Even fictional characters ask questions about the limits of the universe. While their existence may be fairly contained and explanatory within their stories, there's still questions about the world as a whole. Do limits exist, and if so where? What are they like? The conceptual sea is the answer to questions about the outer limits of the world. It is mostly unknown territory, especially since if it functions entirely as assumed it's unlikely that anyone would be able to enter far into it anyway. It has not been proven to exist definitively, but is included in all serious models of the world and exists beyond reasonable doubt.

The conceptual sea is used as an end point of the world, but that is not exactly correct. It is not where the world ends, but where the world ceases to be comprehensible to the average observer, becoming an altered state of existence that could theoretically extend infinitely. It is where the relatively stable, concrete concepts of characters, settings, and stories begin to abstract to the point of become archetypes and ideas. Here you would find such vague thoughts as "what if I woke up tomorrow and I was invisible," the archetype of the trickster as a person, the setting of the future. It is bits and pieces of what will be story, the murky realm of half formed dreams.

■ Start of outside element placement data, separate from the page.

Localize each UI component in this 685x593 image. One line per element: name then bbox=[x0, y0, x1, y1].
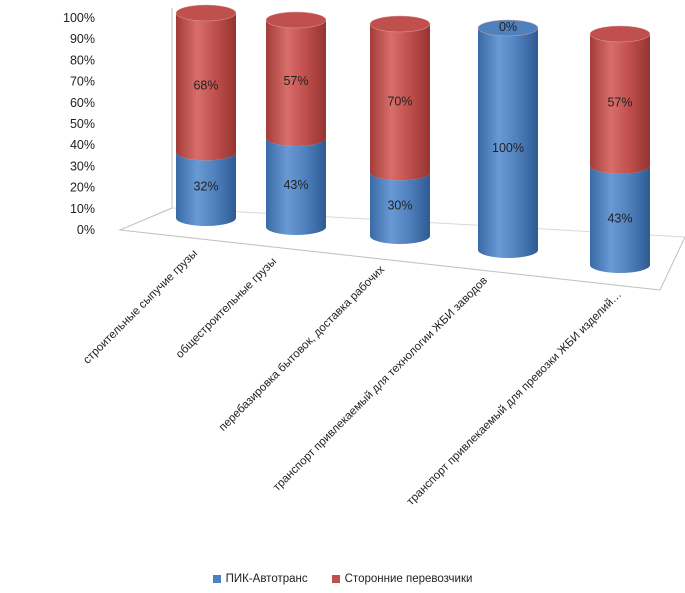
bar-segment-pik bbox=[590, 165, 650, 273]
y-tick-label: 0% bbox=[77, 223, 95, 237]
data-label-third-party: 57% bbox=[283, 74, 308, 88]
data-label-pik: 30% bbox=[387, 198, 412, 212]
bar-top-cap bbox=[265, 11, 327, 29]
y-tick-label: 50% bbox=[70, 117, 95, 131]
legend-item-pik: ПИК-Автотранс bbox=[212, 573, 308, 585]
bar-segment-third-party bbox=[370, 24, 430, 181]
legend: ПИК-Автотранс Сторонние перевозчики bbox=[0, 570, 685, 588]
y-tick-label: 40% bbox=[70, 138, 95, 152]
bar-top-cap bbox=[369, 15, 431, 33]
legend-label-pik: ПИК-Автотранс bbox=[225, 573, 308, 585]
data-label-pik: 43% bbox=[283, 178, 308, 192]
data-label-pik: 43% bbox=[607, 211, 632, 225]
y-tick-label: 10% bbox=[70, 202, 95, 216]
bar-top-cap bbox=[477, 19, 539, 37]
data-label-third-party: 68% bbox=[193, 79, 218, 93]
data-label-pik: 32% bbox=[193, 179, 218, 193]
y-tick-label: 70% bbox=[70, 75, 95, 89]
y-tick-label: 90% bbox=[70, 32, 95, 46]
y-tick-label: 60% bbox=[70, 96, 95, 110]
bar-segment-pik bbox=[370, 172, 430, 244]
bar-segment-third-party bbox=[266, 20, 326, 146]
bar-segment-third-party bbox=[176, 13, 236, 161]
y-tick-label: 100% bbox=[63, 11, 95, 25]
data-label-pik: 100% bbox=[492, 141, 524, 155]
legend-label-third-party: Сторонние перевозчики bbox=[344, 573, 473, 585]
bar-segment-third-party bbox=[590, 34, 650, 174]
bar-segment-pik bbox=[266, 137, 326, 235]
bar-top-cap bbox=[589, 25, 651, 43]
y-tick-label: 80% bbox=[70, 53, 95, 67]
legend-swatch-blue bbox=[212, 575, 221, 583]
data-label-third-party: 57% bbox=[607, 95, 632, 109]
plot-frame bbox=[118, 8, 685, 291]
y-tick-label: 20% bbox=[70, 181, 95, 195]
data-label-third-party: 0% bbox=[499, 20, 517, 34]
bar-top-cap bbox=[175, 4, 237, 22]
bar-segment-pik bbox=[478, 28, 538, 258]
data-label-third-party: 70% bbox=[387, 95, 412, 109]
legend-item-third-party: Сторонние перевозчики bbox=[331, 573, 473, 585]
bar-segment-pik bbox=[176, 152, 236, 226]
x-tick-label: общестроительные грузы bbox=[174, 256, 279, 361]
legend-swatch-red bbox=[331, 575, 340, 583]
y-tick-label: 30% bbox=[70, 159, 95, 173]
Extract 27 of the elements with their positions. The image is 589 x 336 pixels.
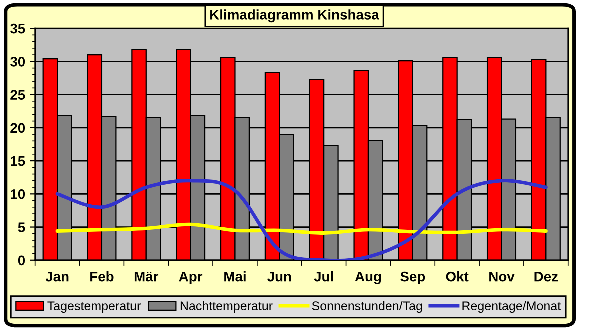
x-tick-label: Apr (179, 272, 203, 284)
x-tick-label: Feb (90, 272, 114, 282)
legend-label: Nachttemperatur (180, 301, 273, 313)
x-tick-label: Nov (490, 272, 515, 282)
y-tick-label: 10 (11, 189, 26, 200)
y-tick-label: 0 (18, 256, 26, 266)
x-tick-label: Jul (314, 272, 334, 282)
y-tick-label: 25 (10, 90, 26, 100)
x-tick-label: Sep (400, 272, 426, 284)
y-tick-label: 15 (11, 156, 26, 166)
x-tick-label: Mai (224, 272, 246, 282)
y-tick-label: 20 (10, 123, 26, 134)
x-tick-label: Dez (534, 272, 558, 282)
x-tick-label: Jun (268, 272, 292, 282)
x-tick-label: Mär (134, 272, 159, 282)
legend-label: Tagestemperatur (48, 302, 141, 313)
legend-label: Regentage/Monat (462, 301, 561, 313)
x-tick-label: Aug (355, 272, 382, 284)
y-tick-label: 5 (18, 222, 26, 232)
line-series (56, 222, 548, 235)
chart-title: Klimadiagramm Kinshasa (210, 10, 380, 23)
y-tick-label: 35 (10, 24, 26, 34)
line-series (56, 179, 548, 260)
legend-label: Sonnenstunden/Tag (312, 301, 422, 313)
x-tick-label: Jan (46, 272, 69, 282)
x-tick-label: Okt (446, 272, 469, 282)
y-tick-label: 30 (10, 57, 26, 67)
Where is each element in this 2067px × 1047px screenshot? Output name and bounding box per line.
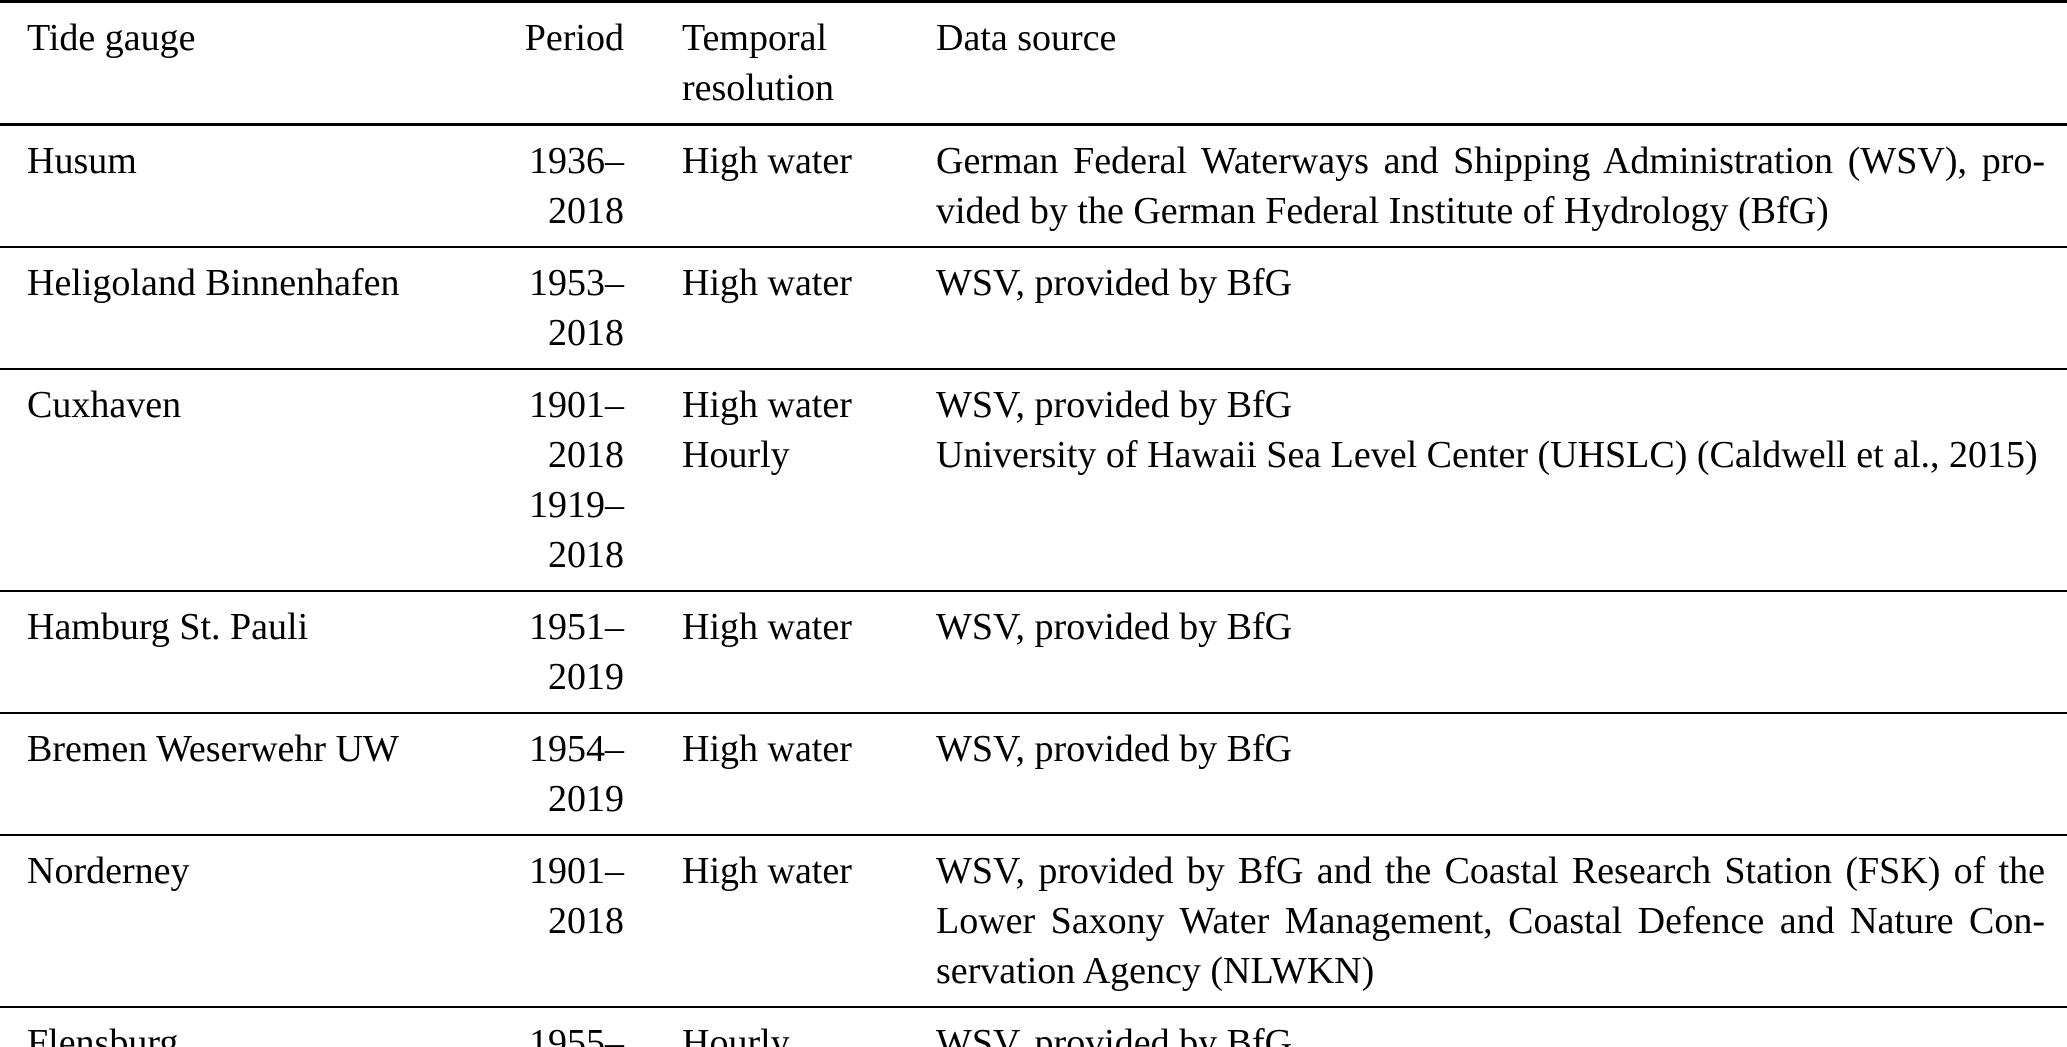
cell-data-source: WSV, provided by BfG and the Coastal Res… [936,850,2045,992]
table-row: Norderney 1901–2018 High water WSV, prov… [0,835,2067,1007]
cell-temporal-resolution: High water [682,262,852,304]
cell-period: 1954–2019 [529,728,624,820]
table-row: Hamburg St. Pauli 1951–2019 High water W… [0,591,2067,713]
column-header-data-source: Data source [936,17,1117,59]
cell-tide-gauge: Flensburg [27,1022,179,1047]
cell-temporal-resolution: High water Hourly [682,384,852,476]
cell-period: 1955–2019 [529,1022,624,1047]
cell-tide-gauge: Heligoland Binnenhafen [27,262,400,304]
table-row: Husum 1936–2018 High water German Federa… [0,125,2067,247]
column-header-temporal-resolution: Temporal resolution [682,17,834,109]
cell-temporal-resolution: High water [682,850,852,892]
column-header-period: Period [524,17,624,59]
table-row: Cuxhaven 1901–2018 1919–2018 High water Ho… [0,369,2067,591]
cell-period: 1953–2018 [529,262,624,354]
cell-temporal-resolution: Hourly [682,1022,790,1047]
cell-data-source: WSV, provided by BfG [936,262,1293,304]
table-row: Heligoland Binnenhafen 1953–2018 High wa… [0,247,2067,369]
cell-tide-gauge: Norderney [27,850,190,892]
cell-temporal-resolution: High water [682,140,852,182]
cell-period: 1901–2018 1919–2018 [529,384,624,576]
cell-tide-gauge: Bremen Weserwehr UW [27,728,399,770]
cell-period: 1936–2018 [529,140,624,232]
cell-tide-gauge: Husum [27,140,137,182]
cell-data-source: German Federal Waterways and Shipping Ad… [936,140,2045,232]
cell-period: 1951–2019 [529,606,624,698]
cell-data-source: WSV, provided by BfG [936,1022,1293,1047]
cell-tide-gauge: Cuxhaven [27,384,182,426]
cell-temporal-resolution: High water [682,606,852,648]
header-row: Tide gauge Period Temporal resolution Da… [0,2,2067,125]
cell-tide-gauge: Hamburg St. Pauli [27,606,309,648]
cell-period: 1901–2018 [529,850,624,942]
cell-temporal-resolution: High water [682,728,852,770]
cell-data-source: WSV, provided by BfG [936,728,1293,770]
table-row: Flensburg 1955–2019 Hourly WSV, provided… [0,1007,2067,1047]
cell-data-source: WSV, provided by BfG [936,606,1293,648]
column-header-tide-gauge: Tide gauge [27,17,196,59]
cell-data-source: WSV, provided by BfG University of Hawaii… [936,384,2038,476]
table-row: Bremen Weserwehr UW 1954–2019 High water… [0,713,2067,835]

Because of these traits, the conceptual sea is fraught with religious significance for most inhabitants of the world. Most obviously, it serves as a land of origins, and distinct place to pay homage to where you came from. However, it has also been extrapolated to serve as a kind of afterlife in many belief systems. Once you are forgotten and die, you break down into your base components, which then return to the conceptual sea to be picked up and used again by another storyteller. It is the fictional character version of reincarnation.